The Hidden Cost of AI Agents: Tracing Tokens, Tool Calls, and Retries in TypeScript

AI agents do not become expensive all at once. They become expensive one small decision at a time. One extra routing call. One confidence check. One retry. One tool failure that triggers another LLM request. One formatting agent that exists because it felt cleaner during the first design.

Individually, these calls look harmless. Together, they can turn a simple support request into a chain of model calls, tool executions, retries, and post-processing steps that nobody can easily explain from logs alone.

The Visibility Gap

Most teams start with simple logs:

[10:14:02] RouterAgent: classified request as ORDER_CHANGE
[10:14:03] OrderAgent: fetched order details
[10:14:05] OrderAgent: generated response
[10:14:06] ResponseAgent: formatted final message

This tells you something happened.
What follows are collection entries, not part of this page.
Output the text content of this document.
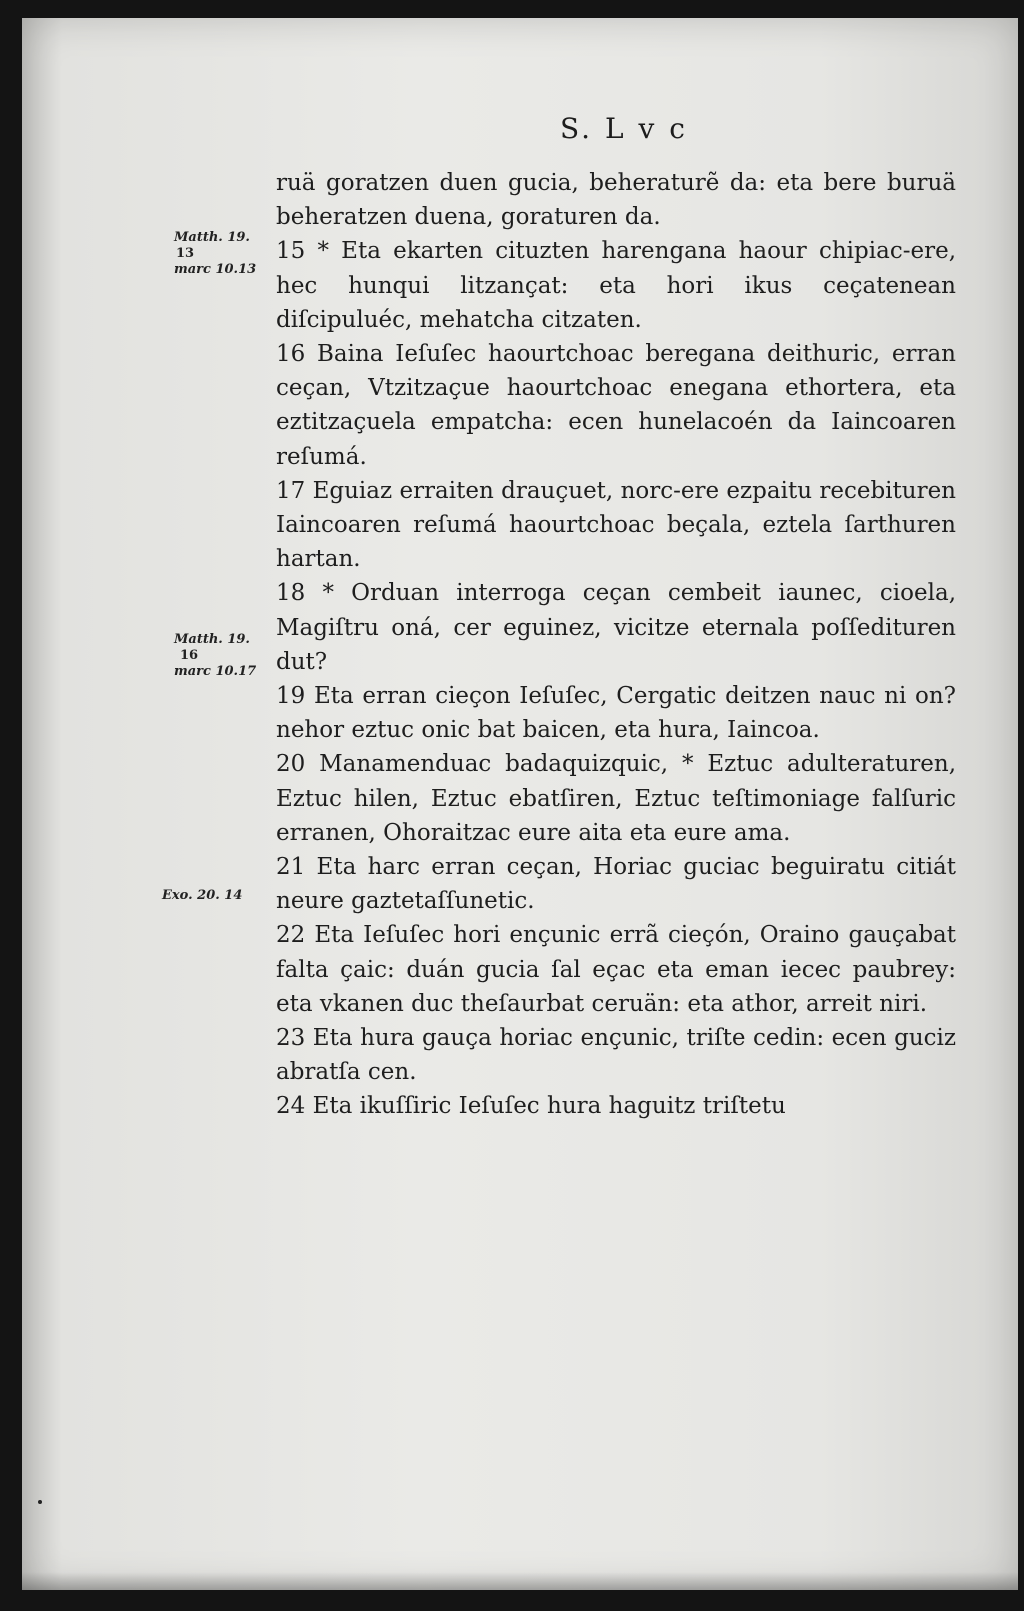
S. L v c
Matth. 19.
13
marc 10.13
Matth. 19.
16
marc 10.17
Exo. 20. 14

ruä goratzen duen gucia, beheraturẽ da: eta bere buruä beheratzen duena, goraturen da.

15 * Eta ekarten cituzten harengana haour chipiac-ere, hec hunqui litzançat: eta hori ikus ceçatenean diſcipuluéc, mehatcha citzaten.

16 Baina Ieſuſec haourtchoac beregana deithuric, erran ceçan, Vtzitzaçue haourtchoac enegana ethortera, eta eztitzaçuela empatcha: ecen hunelacoén da Iaincoaren reſumá.

17 Eguiaz erraiten drauçuet, norc-ere ezpaitu recebituren Iaincoaren reſumá haourtchoac beçala, eztela ſarthuren hartan.

18 * Orduan interroga ceçan cembeit iaunec, cioela, Magiſtru oná, cer eguinez, vicitze eternala poſſedituren dut?

19 Eta erran cieçon Ieſuſec, Cergatic deitzen nauc ni on? nehor eztuc onic bat baicen, eta hura, Iaincoa.

20 Manamenduac badaquizquic, * Eztuc adulteraturen, Eztuc hilen, Eztuc ebatſiren, Eztuc teſtimoniage falſuric erranen, Ohoraitzac eure aita eta eure ama.

21 Eta harc erran ceçan, Horiac guciac beguiratu citiát neure gaztetaſſunetic.

22 Eta Ieſuſec hori ençunic errã cieçón, Oraino gauçabat falta çaic: duán gucia ſal eçac eta eman iecec paubrey: eta vkanen duc theſaurbat ceruän: eta athor, arreit niri.

23 Eta hura gauça horiac ençunic, triſte cedin: ecen guciz abratſa cen.

24 Eta ikuſſiric Ieſuſec hura haguitz triſtetu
It does not tell you:

How many LLM calls happened inside each agent
Which calls were tool invocations versus model completions
Whether retries occurred and why
Whether an agent made multiple calls for work that could have been handled by a cheaper model, a cache, or a simple rule

When a customer message like “I need to change my shipping address for order #12345” triggers a cascade of agent steps, you need instrumentation that surfaces the three cost drivers: token consumption, tool overhead, and retry logic.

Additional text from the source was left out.